Sejumlah ekonom melihat Bank Indonesia akan mulai meninggalkan era suku bunga murah dengan menaikkan suku bunga kebijakannya 25 bps pada pertemuan siang ini. Kenaikan bunga acuan ini berarti bunga pinjaman dari perbankan yang akan dirasakan oleh rumah tangga ikut terkerek.
Ekonom Bank Central Asia (BCA), Bank Mandiri, dan BNI Sekuritas memperkirakan suku bunga BI bakal naik 25 bps pada pertemuan siang ini. Kenaikan bunga akan terjadi meski inflasi inti masih di bawah titik tengah target inflasi tahun ini sebesar 3%.
Ekonom BNI Sekuritas Damhuri Nasution mengatakan, kenaikan suku bunga BI akan ikut mengerek suku bunga simpanan dan pinjaman perbankan. Dalam catatan historis, perbankan cenderung cepat untuk meneruskan kenaikan bunga acuan BI kepada suku bunga pinjaman, sedangkan kenaikan bunga simpanan lebih lambat.
"Kalau enggak ada dampaknya ya enggak benar juga, jadi pasti ada dampaknya, tetapi tidak pengaruhnya tidak sampai ke pertumbuhan ekonomi juga. Kenaikan 25 bps bunga acuan BI tentu ada dampak ke bunga KPR, tapi tidak terlalu signifikan," kata dia kepada Katadata.co.id, Rabu (20/7).
Ia mengatakan, ada sisi positif dan negatif dari kenaikan suku bunga BI. Kenaikan suku bunga tentu akan membuat biaya pinjaman makin mahal, tetapi dapat menekan inflasi sehingga harga-harga bisa terjangkau. Dengan inflasi yang terjaga, maka daya beli rumah tangga juga terjaga.
Adapun jika BI tetap mempertahankan suku bunga acuannya di level terendahnya seperti saat ini, bunga pinjaman memang tetap akan murah tetapi berisiko terhadap inflasi.
Ekonom Bank Danamon Irman Faiz menyebut, bunga rendah memang dapat mendorong konsumsi baik rumah tangga maupun pelaku usaha. Konsumsi yang makin kuat tentu berimplikasi terhadap pertumbuhan ekonomi.
"Dampak negarif jika bunga BI tidak naik adalah ke pergerakan nilai tukar rupiah yang berpotensi kembali melemah," kata dia.

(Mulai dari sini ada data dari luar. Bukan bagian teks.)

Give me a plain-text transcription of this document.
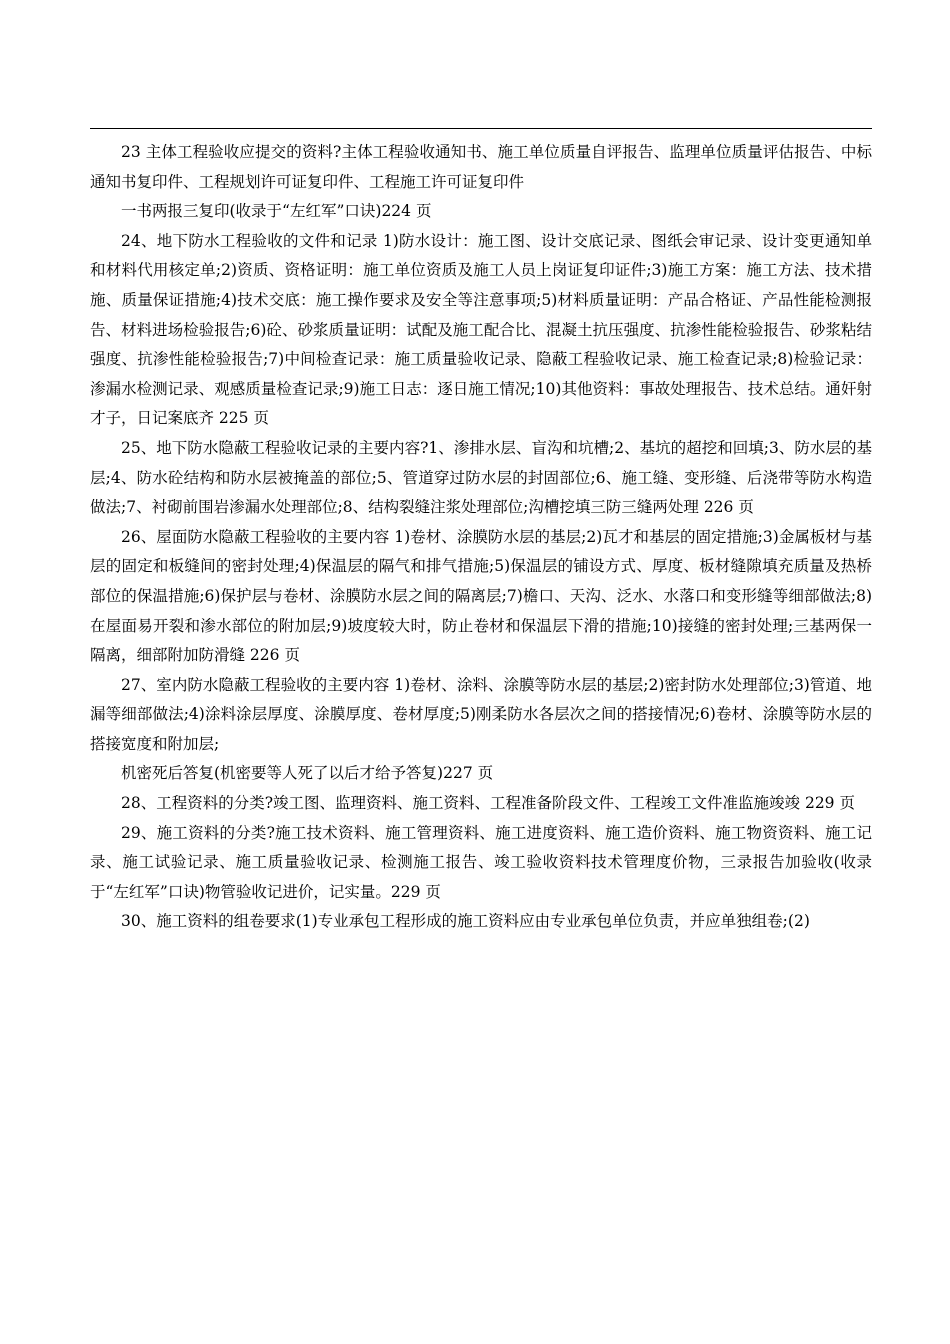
23 主体工程验收应提交的资料?主体工程验收通知书、施工单位质量自评报告、监理单位质量评估报告、中标通知书复印件、工程规划许可证复印件、工程施工许可证复印件

一书两报三复印(收录于“左红军”口诀)224 页

24、地下防水工程验收的文件和记录 1)防水设计：施工图、设计交底记录、图纸会审记录、设计变更通知单和材料代用核定单;2)资质、资格证明：施工单位资质及施工人员上岗证复印证件;3)施工方案：施工方法、技术措施、质量保证措施;4)技术交底：施工操作要求及安全等注意事项;5)材料质量证明：产品合格证、产品性能检测报告、材料进场检验报告;6)砼、砂浆质量证明：试配及施工配合比、混凝土抗压强度、抗渗性能检验报告、砂浆粘结强度、抗渗性能检验报告;7)中间检查记录：施工质量验收记录、隐蔽工程验收记录、施工检查记录;8)检验记录：渗漏水检测记录、观感质量检查记录;9)施工日志：逐日施工情况;10)其他资料：事故处理报告、技术总结。通奸射才子，日记案底齐 225 页

25、地下防水隐蔽工程验收记录的主要内容?1、渗排水层、盲沟和坑槽;2、基坑的超挖和回填;3、防水层的基层;4、防水砼结构和防水层被掩盖的部位;5、管道穿过防水层的封固部位;6、施工缝、变形缝、后浇带等防水构造做法;7、衬砌前围岩渗漏水处理部位;8、结构裂缝注浆处理部位;沟槽挖填三防三缝两处理 226 页

26、屋面防水隐蔽工程验收的主要内容 1)卷材、涂膜防水层的基层;2)瓦才和基层的固定措施;3)金属板材与基层的固定和板缝间的密封处理;4)保温层的隔气和排气措施;5)保温层的铺设方式、厚度、板材缝隙填充质量及热桥部位的保温措施;6)保护层与卷材、涂膜防水层之间的隔离层;7)檐口、天沟、泛水、水落口和变形缝等细部做法;8)在屋面易开裂和渗水部位的附加层;9)坡度较大时，防止卷材和保温层下滑的措施;10)接缝的密封处理;三基两保一隔离，细部附加防滑缝 226 页

27、室内防水隐蔽工程验收的主要内容 1)卷材、涂料、涂膜等防水层的基层;2)密封防水处理部位;3)管道、地漏等细部做法;4)涂料涂层厚度、涂膜厚度、卷材厚度;5)刚柔防水各层次之间的搭接情况;6)卷材、涂膜等防水层的搭接宽度和附加层;

机密死后答复(机密要等人死了以后才给予答复)227 页

28、工程资料的分类?竣工图、监理资料、施工资料、工程准备阶段文件、工程竣工文件准监施竣竣 229 页

29、施工资料的分类?施工技术资料、施工管理资料、施工进度资料、施工造价资料、施工物资资料、施工记录、施工试验记录、施工质量验收记录、检测施工报告、竣工验收资料技术管理度价物，三录报告加验收(收录于“左红军”口诀)物管验收记进价，记实量。229 页

30、施工资料的组卷要求(1)专业承包工程形成的施工资料应由专业承包单位负责，并应单独组卷;(2)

Alasan BI Perlu Naikkan Bunga Acuan
Damhuri menilai, BI perlu menaikkan suku bunga acuannya untuk menjangkar ekspektasi inflasi. Menaikkan bunga berarti BI memberikan sinyal kepada pasar bahwa bank sentral juga serius merespons tekanan inflasi dan pelemahan nilai tukar.
"Meski berkali-kali mengatakan inflasi dipengaruhi harga bergejolak sementara inflasi inti masih aman, saya setuju hal tersebut. Tapi tetap kalau ekspektasi inflasi terus naik dan nilai tukar tertekan lebih jauh, BI perlu menaikkan bunga," kata dia.
Menurut dia, tidak ada jaminan rupiah langsung berbalik menguat signifikan setelah kenaikan bunga. Namun, kenaikan bunga dapat meredam volatilitas rupiah.
Damhuri menilai, pasar saat ini mulai berekspektasi pasar akan menaikkan bunga, sehingga volatilitas terhadap rupiah akan meningkat jika tak ada perubahan suku bunga atau tak sesuai ekspektasi pasar.
Dampak kenaikan bunga, menurut Damhuri, juga tak serta merta akan mendorong inflasi langsung turun. Pengetatan moneter oleh BI akan membuat pasar melihat bahwa bank sentral serius merespon tekanan inflasi ke depan sehingga ekspektasi inflasi tidak akan terlalu tinggi.
Di sisi lain, LPEM FEB Universitas Indonesia melihat BI tak perlu buru-buru menaikkan bunga acuannya. Bank sentral dinilai masih punya ruang untuk menunda pengetatan kebijakan moneter.
FEB UI beralasan, inflasi inti juga masih relatif terjaga dan pertumbuhan ekonomi yang masih kuat. Cadangan devisa Indonesia juga memadai untuk menjaga stabilitas rupiah. Di samping itu, bank sentral juga telah melakukan normalisasi lewat kenaikan Giro Wajib Minimum (GWM) untuk menyerap likuiditas berlebih.
"Oleh karena itu, kami memandang BI harus mempertahankan suku bunga kebijakan di 3,5% bulan ini untuk mendukung momentum pemulihan ekonomi yang masih terjadi dengan tetap mencermati perkembangan global dan mempersiapkan langkah-langkah kebijakan antisipasi," kata Ekonom LPEM FEB UI Teuku Riefky dalam risetnya.